Seketika itu juga, kacha keluar dari perut mahaguru sukra, seperti bulan yang mencuat muncul dari balik mega-mega. Sementara itu, sang mahaguru roboh dengan tubuh tercerai- berai dan mati.


      Kacha memenuhi janjinya. Ia langsung menghidupkan gurunya deng ilmu yang ia peroleh. Kacha sujud di hadapan gurunya dan berkata: "guru yang menanamkan kebijaksanaan pada orang yang bodoh adalah seorang bapak. Selain itu, karena hamba keluar dari tubuh guru, guru juga adalah ibu bagi hamba."


     Selama beberapa tahun kemudian, kacha twrus menjadi murid mahaguru sukra. Ketika jangka waktu sumpahnya selesai, ia memohon diri kepada gurunya dan kembali ke dunia para Dewata.
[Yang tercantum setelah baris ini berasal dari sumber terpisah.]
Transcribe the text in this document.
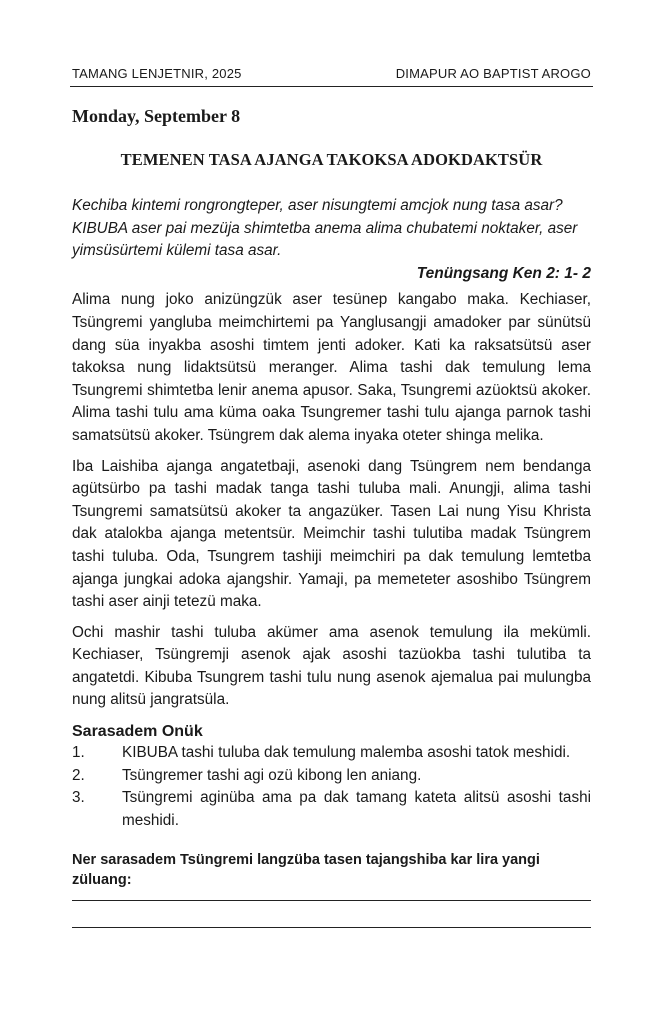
TAMANG LENJETNIR, 2025	DIMAPUR AO BAPTIST AROGO
Monday, September 8
TEMENEN TASA AJANGA TAKOKSA ADOKDAKTSÜR
Kechiba kintemi rongrongteper, aser nisungtemi amcjok nung tasa asar? KIBUBA aser pai mezüja shimtetba anema alima chubatemi noktaker, aser yimsüsürtemi külemi tasa asar.
Tenüngsang Ken 2: 1- 2

Alima nung joko anizüngzük aser tesünep kangabo maka. Kechiaser, Tsüngremi yangluba meimchirtemi pa Yanglusangji amadoker par sünütsü dang süa inyakba asoshi timtem jenti adoker. Kati ka raksatsütsü aser takoksa nung lidaktsütsü meranger. Alima tashi dak temulung lema Tsungremi shimtetba lenir anema apusor. Saka, Tsungremi azüoktsü akoker. Alima tashi tulu ama küma oaka Tsungremer tashi tulu ajanga parnok tashi samatsütsü akoker. Tsüngrem dak alema inyaka oteter shinga melika.

Iba Laishiba ajanga angatetbaji, asenoki dang Tsüngrem nem bendanga agütsürbo pa tashi madak tanga tashi tuluba mali. Anungji, alima tashi Tsungremi samatsütsü akoker ta angazüker. Tasen Lai nung Yisu Khrista dak atalokba ajanga metentsür. Meimchir tashi tulutiba madak Tsüngrem tashi tuluba. Oda, Tsungrem tashiji meimchiri pa dak temulung lemtetba ajanga jungkai adoka ajangshir. Yamaji, pa memeteter asoshibo Tsüngrem tashi aser ainji tetezü maka.

Ochi mashir tashi tuluba akümer ama asenok temulung ila mekümli. Kechiaser, Tsüngremji asenok ajak asoshi tazüokba tashi tulutiba ta angatetdi. Kibuba Tsungrem tashi tulu nung asenok ajemalua pai mulungba nung alitsü jangratsüla.

Sarasadem Onük
1.	KIBUBA tashi tuluba dak temulung malemba asoshi tatok meshidi.
2.	Tsüngremer tashi agi ozü kibong len aniang.
3.	Tsüngremi aginüba ama pa dak tamang kateta alitsü asoshi tashi meshidi.
Ner sarasadem Tsüngremi langzüba tasen tajangshiba kar lira yangi züluang:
Ketika tiba waktunya untuk pergi, dengan penuh hormat Dewayani berkata: " Wahai, cucu resi Angiras, engkau telah memikat hatiku dengan kesucian hati, kemajuanmu dalam menuntut ilmu dan asal-usulmu yang mulia. Sejak lama aku mencintaimu sepenuh jiwa, walaupun engkau telah bersumpah untuk menjalani hidup sebagai brahmacarin. Engkau harus membalas cintaku dan membuatku berbahagia dengan menikahiku. Ayahmu, resi brihaspati da engkau sendiri kiranya pantas mendapatkan rasa hormatku."
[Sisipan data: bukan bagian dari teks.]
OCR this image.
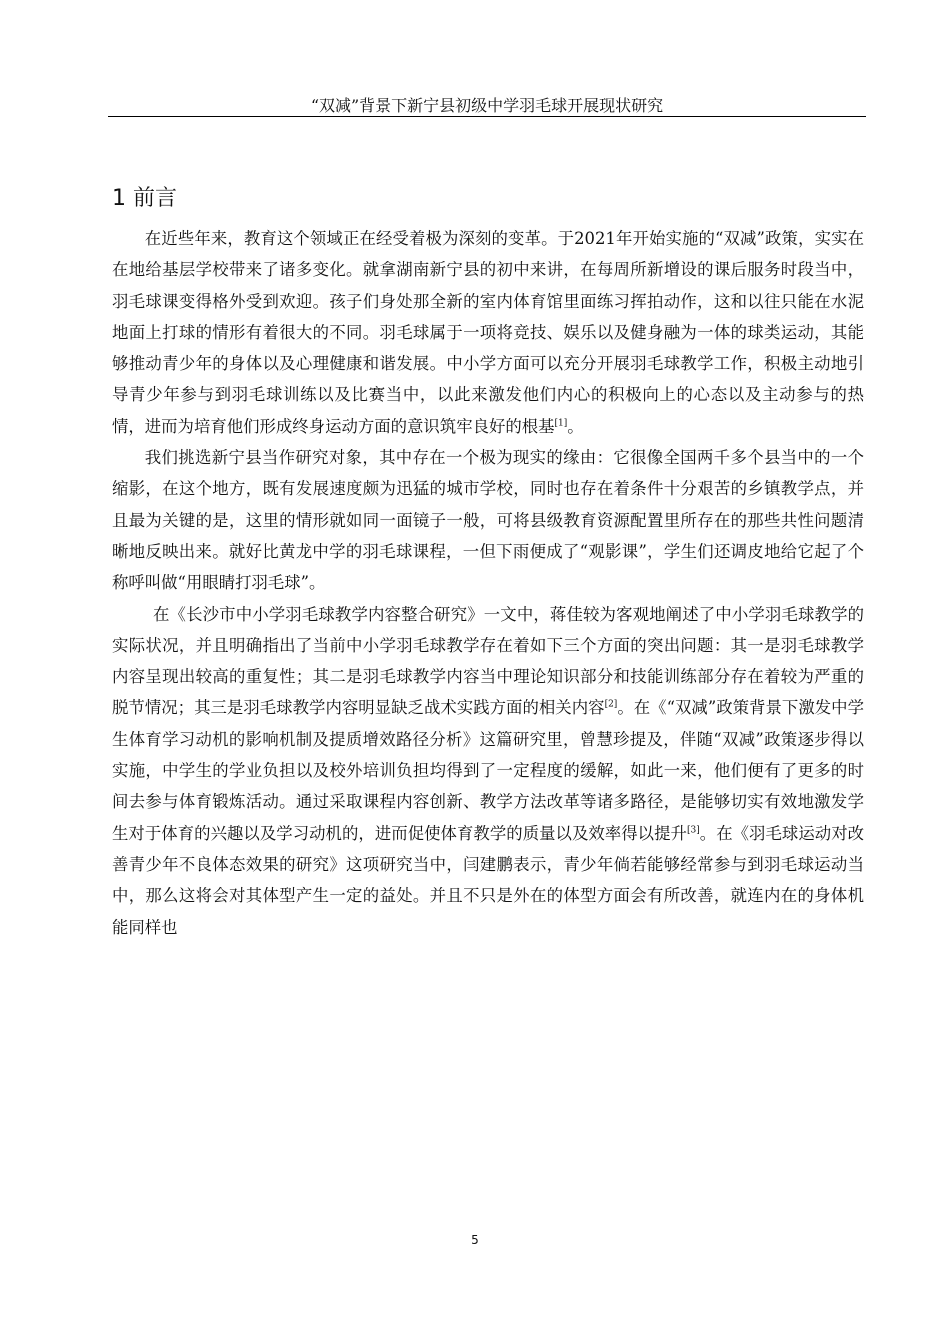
“双减”背景下新宁县初级中学羽毛球开展现状研究
1 前言

在近些年来，教育这个领域正在经受着极为深刻的变革。于2021年开始实施的“双减”政策，实实在在地给基层学校带来了诸多变化。就拿湖南新宁县的初中来讲，在每周所新增设的课后服务时段当中，羽毛球课变得格外受到欢迎。孩子们身处那全新的室内体育馆里面练习挥拍动作，这和以往只能在水泥地面上打球的情形有着很大的不同。羽毛球属于一项将竞技、娱乐以及健身融为一体的球类运动，其能够推动青少年的身体以及心理健康和谐发展。中小学方面可以充分开展羽毛球教学工作，积极主动地引导青少年参与到羽毛球训练以及比赛当中，以此来激发他们内心的积极向上的心态以及主动参与的热情，进而为培育他们形成终身运动方面的意识筑牢良好的根基[1]。

我们挑选新宁县当作研究对象，其中存在一个极为现实的缘由：它很像全国两千多个县当中的一个缩影，在这个地方，既有发展速度颇为迅猛的城市学校，同时也存在着条件十分艰苦的乡镇教学点，并且最为关键的是，这里的情形就如同一面镜子一般，可将县级教育资源配置里所存在的那些共性问题清晰地反映出来。就好比黄龙中学的羽毛球课程，一但下雨便成了“观影课”，学生们还调皮地给它起了个称呼叫做“用眼睛打羽毛球”。

在《长沙市中小学羽毛球教学内容整合研究》一文中，蒋佳较为客观地阐述了中小学羽毛球教学的实际状况，并且明确指出了当前中小学羽毛球教学存在着如下三个方面的突出问题：其一是羽毛球教学内容呈现出较高的重复性；其二是羽毛球教学内容当中理论知识部分和技能训练部分存在着较为严重的脱节情况；其三是羽毛球教学内容明显缺乏战术实践方面的相关内容[2]。在《“双减”政策背景下激发中学生体育学习动机的影响机制及提质增效路径分析》这篇研究里，曾慧珍提及，伴随“双减”政策逐步得以实施，中学生的学业负担以及校外培训负担均得到了一定程度的缓解，如此一来，他们便有了更多的时间去参与体育锻炼活动。通过采取课程内容创新、教学方法改革等诸多路径，是能够切实有效地激发学生对于体育的兴趣以及学习动机的，进而促使体育教学的质量以及效率得以提升[3]。在《羽毛球运动对改善青少年不良体态效果的研究》这项研究当中，闫建鹏表示，青少年倘若能够经常参与到羽毛球运动当中，那么这将会对其体型产生一定的益处。并且不只是外在的体型方面会有所改善，就连内在的身体机能同样也

5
       Pada waktu itu, bukanlah hal aneh jika seorang brahmana putri yang bijaksana dan terpelajar mengungkapkan fikiran mereka dengan kejujuran yang terhormat. Tetapi kacha menjawab: " wahai, putri yang suci, engkau adalah putri mahaguruku dan aku menghormatimu. Aku hidup kembali setelah keluar dari tubuh ayahmu. Karena itu, sekarang aku adalah saudaramu satu bapak. Saudariku, sungguh tidak sepantasnya engkau memintaku untuk menikahimu."
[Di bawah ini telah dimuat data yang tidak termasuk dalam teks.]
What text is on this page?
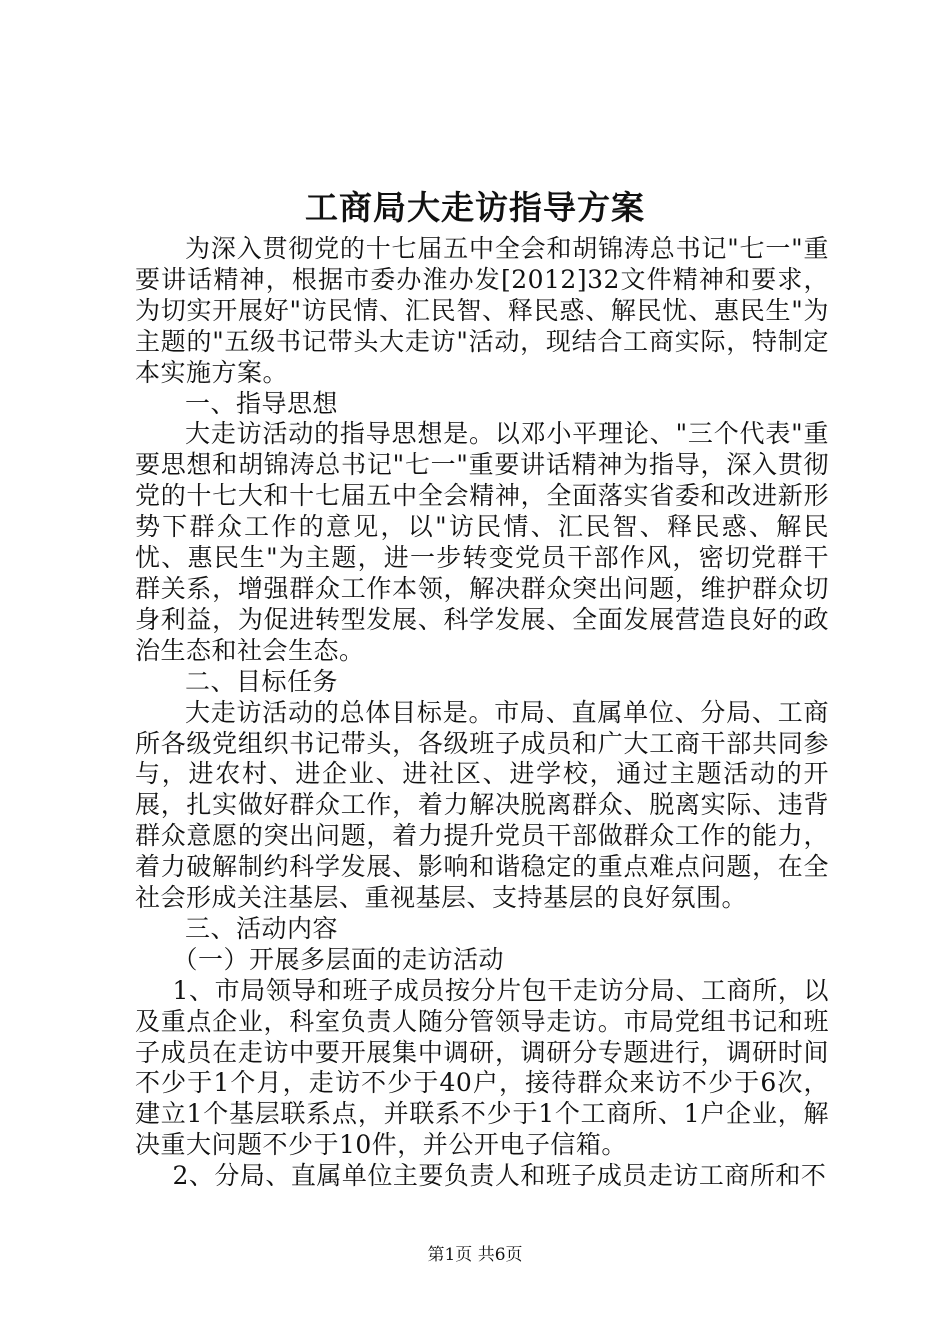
工商局大走访指导方案

为深入贯彻党的十七届五中全会和胡锦涛总书记"七一"重要讲话精神，根据市委办淮办发[2012]32文件精神和要求，为切实开展好"访民情、汇民智、释民惑、解民忧、惠民生"为主题的"五级书记带头大走访"活动，现结合工商实际，特制定本实施方案。

一、指导思想

大走访活动的指导思想是。以邓小平理论、"三个代表"重要思想和胡锦涛总书记"七一"重要讲话精神为指导，深入贯彻党的十七大和十七届五中全会精神，全面落实省委和改进新形势下群众工作的意见，以"访民情、汇民智、释民惑、解民忧、惠民生"为主题，进一步转变党员干部作风，密切党群干群关系，增强群众工作本领，解决群众突出问题，维护群众切身利益，为促进转型发展、科学发展、全面发展营造良好的政治生态和社会生态。

二、目标任务

大走访活动的总体目标是。市局、直属单位、分局、工商所各级党组织书记带头，各级班子成员和广大工商干部共同参与，进农村、进企业、进社区、进学校，通过主题活动的开展，扎实做好群众工作，着力解决脱离群众、脱离实际、违背群众意愿的突出问题，着力提升党员干部做群众工作的能力，着力破解制约科学发展、影响和谐稳定的重点难点问题，在全社会形成关注基层、重视基层、支持基层的良好氛围。

三、活动内容

（一）开展多层面的走访活动

1、市局领导和班子成员按分片包干走访分局、工商所，以及重点企业，科室负责人随分管领导走访。市局党组书记和班子成员在走访中要开展集中调研，调研分专题进行，调研时间不少于1个月，走访不少于40户，接待群众来访不少于6次，建立1个基层联系点，并联系不少于1个工商所、1户企业，解决重大问题不少于10件，并公开电子信箱。

2、分局、直属单位主要负责人和班子成员走访工商所和不

第1页 共6页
     Sia-sia Dewayani membujuk kacha." Kau anak resi brihaspati yang aku hormati, " kata Dewayani, " dan bukan anak ayahku. Akulah yang menyebabkanmu bisa hidup kembali, karena aku mencintaimu dan menginginkanmu menjadi suamiku. Tidak selayaknya engkau pergi meninggalkan aku yang tidak berdosa ini dan ingin mengabadikan diri padamu."


      Jawab kacha: "jangan membujukku untuk melakukan hal yang tidak benar. Engkau putri yang cantik jelita dan semakin tampak jelita dalam keadaan marah seperti sekarang. Tetapi aku adalah saudaramu. Biarkan aku pergi. Abdilah guruku mahaguru sukra dengan sebaik-baiknya." Setelah berkata demikian, dengan lembut kacha melepaskan diri dari pegangan Dewayani dan kembali ke dunia dewata.


  Dewayani amat sedih dan mahaguru sukra berusaha keras menghiburnya.